Géométrie et finesse

   Toute perception, de laquelle découle la sensation assortie de toutes ses valeurs herméneutiques, s’origine à une saisie soit de type conceptuel, soit intuitif. Ici, l’abord privilégié a été celui du concept au gré duquel faire apparaître des motifs classés dans l’ordre rationnel des catégories : formes, couleurs, proportions relatives, similitudes et différences. Si ces manifestations demeurent conceptuelles, elles ne peuvent se doter que d’un point de  vue géométrique, abstrait, dépouillé de toute approche poétique ou sensible. Ainsi elles parcourront un espace de coordonnées précises  pouvant se déterminer selon le mode d’abscisses et d’ordonnées, autrement dit recevoir le modèle de figurations douées d’exactitude. Ainsi pourra-t-on dire que tel plan est situé dans une position médiane, qu’il est plus ou moins étendu, qu’il se rapporte aux autres plans avec lesquels il joue dans un rapport de stricte proportionnalité. Disant ceci, nous n’aurons fait qu’énoncer les lois fondamentales de « l’esprit de géométrie ».
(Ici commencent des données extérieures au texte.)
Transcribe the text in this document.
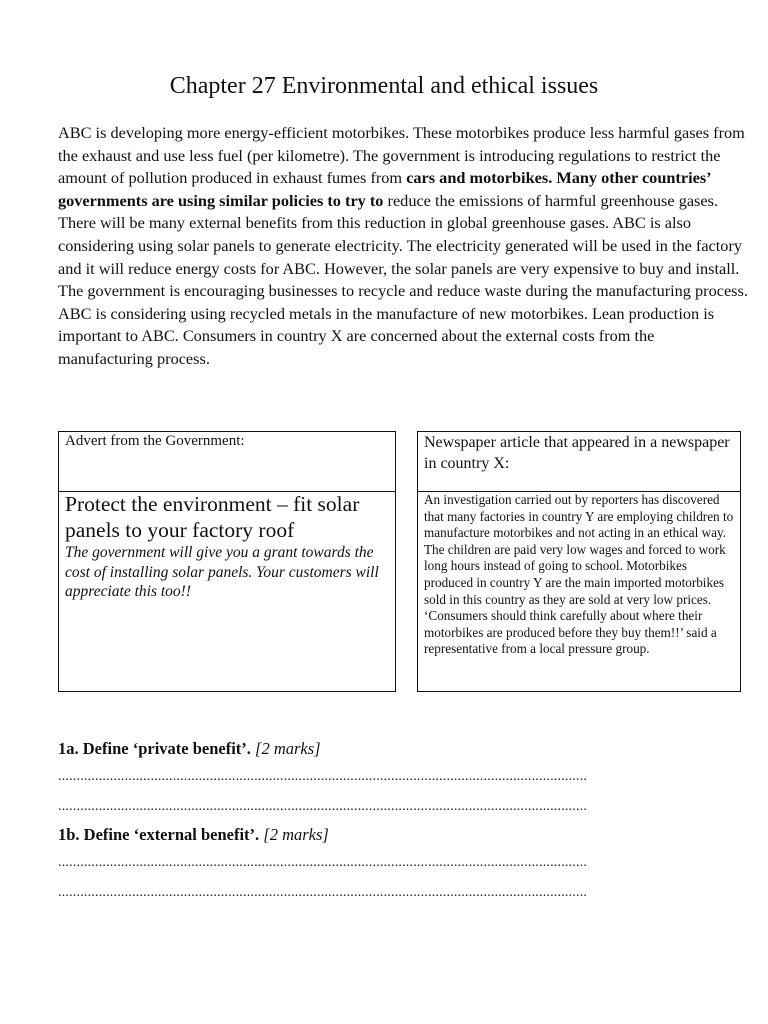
Chapter 27 Environmental and ethical issues

ABC is developing more energy-efficient motorbikes. These motorbikes produce less harmful gases from the exhaust and use less fuel (per kilometre). The government is introducing regulations to restrict the amount of pollution produced in exhaust fumes from cars and motorbikes. Many other countries’ governments are using similar policies to try to reduce the emissions of harmful greenhouse gases. There will be many external benefits from this reduction in global greenhouse gases. ABC is also considering using solar panels to generate electricity. The electricity generated will be used in the factory and it will reduce energy costs for ABC. However, the solar panels are very expensive to buy and install.

The government is encouraging businesses to recycle and reduce waste during the manufacturing process. ABC is considering using recycled metals in the manufacture of new motorbikes. Lean production is important to ABC. Consumers in country X are concerned about the external costs from the manufacturing process.

Advert from the Government:
Protect the environment – fit solar panels to your factory roof
The government will give you a grant towards the cost of installing solar panels. Your customers will appreciate this too!!
Newspaper article that appeared in a newspaper in country X:
An investigation carried out by reporters has discovered that many factories in country Y are employing children to manufacture motorbikes and not acting in an ethical way. The children are paid very low wages and forced to work long hours instead of going to school. Motorbikes produced in country Y are the main imported motorbikes sold in this country as they are sold at very low prices. ‘Consumers should think carefully about where their motorbikes are produced before they buy them!!’ said a representative from a local pressure group.
1a. Define ‘private benefit’. [2 marks]
...............................................................................................................................................
...............................................................................................................................................
1b. Define ‘external benefit’. [2 marks]
...............................................................................................................................................
...............................................................................................................................................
   Bien évidemment, nommer un tel esprit fait immédiatement surgir, en corolaire, celui qui le complète, à savoir « l’esprit de finesse ».  Si la géométrie en appelait au concept, la finesse, elle, se réfère à la seule intuition. Ainsi les remarques subtiles naissent-elles bien plus volontiers au voisinage d’une fugitive impression, d’un « état de grâce » soudain, d’une conscience immédiate des choses que d’une savante élaboration due à quelque équation complexe. Evoquer ces deux modes de rencontre du réel, c’est en appeler à deux processus mentaux fondamentalement antonymes : celui de la logique s’affrontant à celui de l’esthétique. Dans le premier cas on parle de « formulation discursive des énoncés », de l’autre « d’évocation sensible des manifestations ». Il y a plus qu’une nuance qui sépare ces deux modes d’appréhension, une réelle césure les isole chacun dans  un domaine qui leur est particulier dont, jamais, on ne peut penser qu’ils puissent se fondre dans l’intimité d’un unique creuset. La géométrie, qui a pour mère la science, ne peut s’envisager que sous la figure d’une stricte mathématisation des choses, d’une objectivité sans faille, d’une argumentation qui, jamais, ne laisse la place à quelque fantaisie. L’intuition, rejeton de la poésie, fonctionne sous les libres images de la métaphore, sous les frondaisons de l’immatériel, sous le régime pulsionnel des émotions et des affects. La géométrie ne se donne jamais en dehors d’une topique (à savoir d’un lieu effectif du réel), alors que l’intuition, précisément, se ressource continuellement à ce flou atopique (tous les lieux comme absence de lieu originel) qui la dote de tous les pouvoirs de création et de renouvellement infinis.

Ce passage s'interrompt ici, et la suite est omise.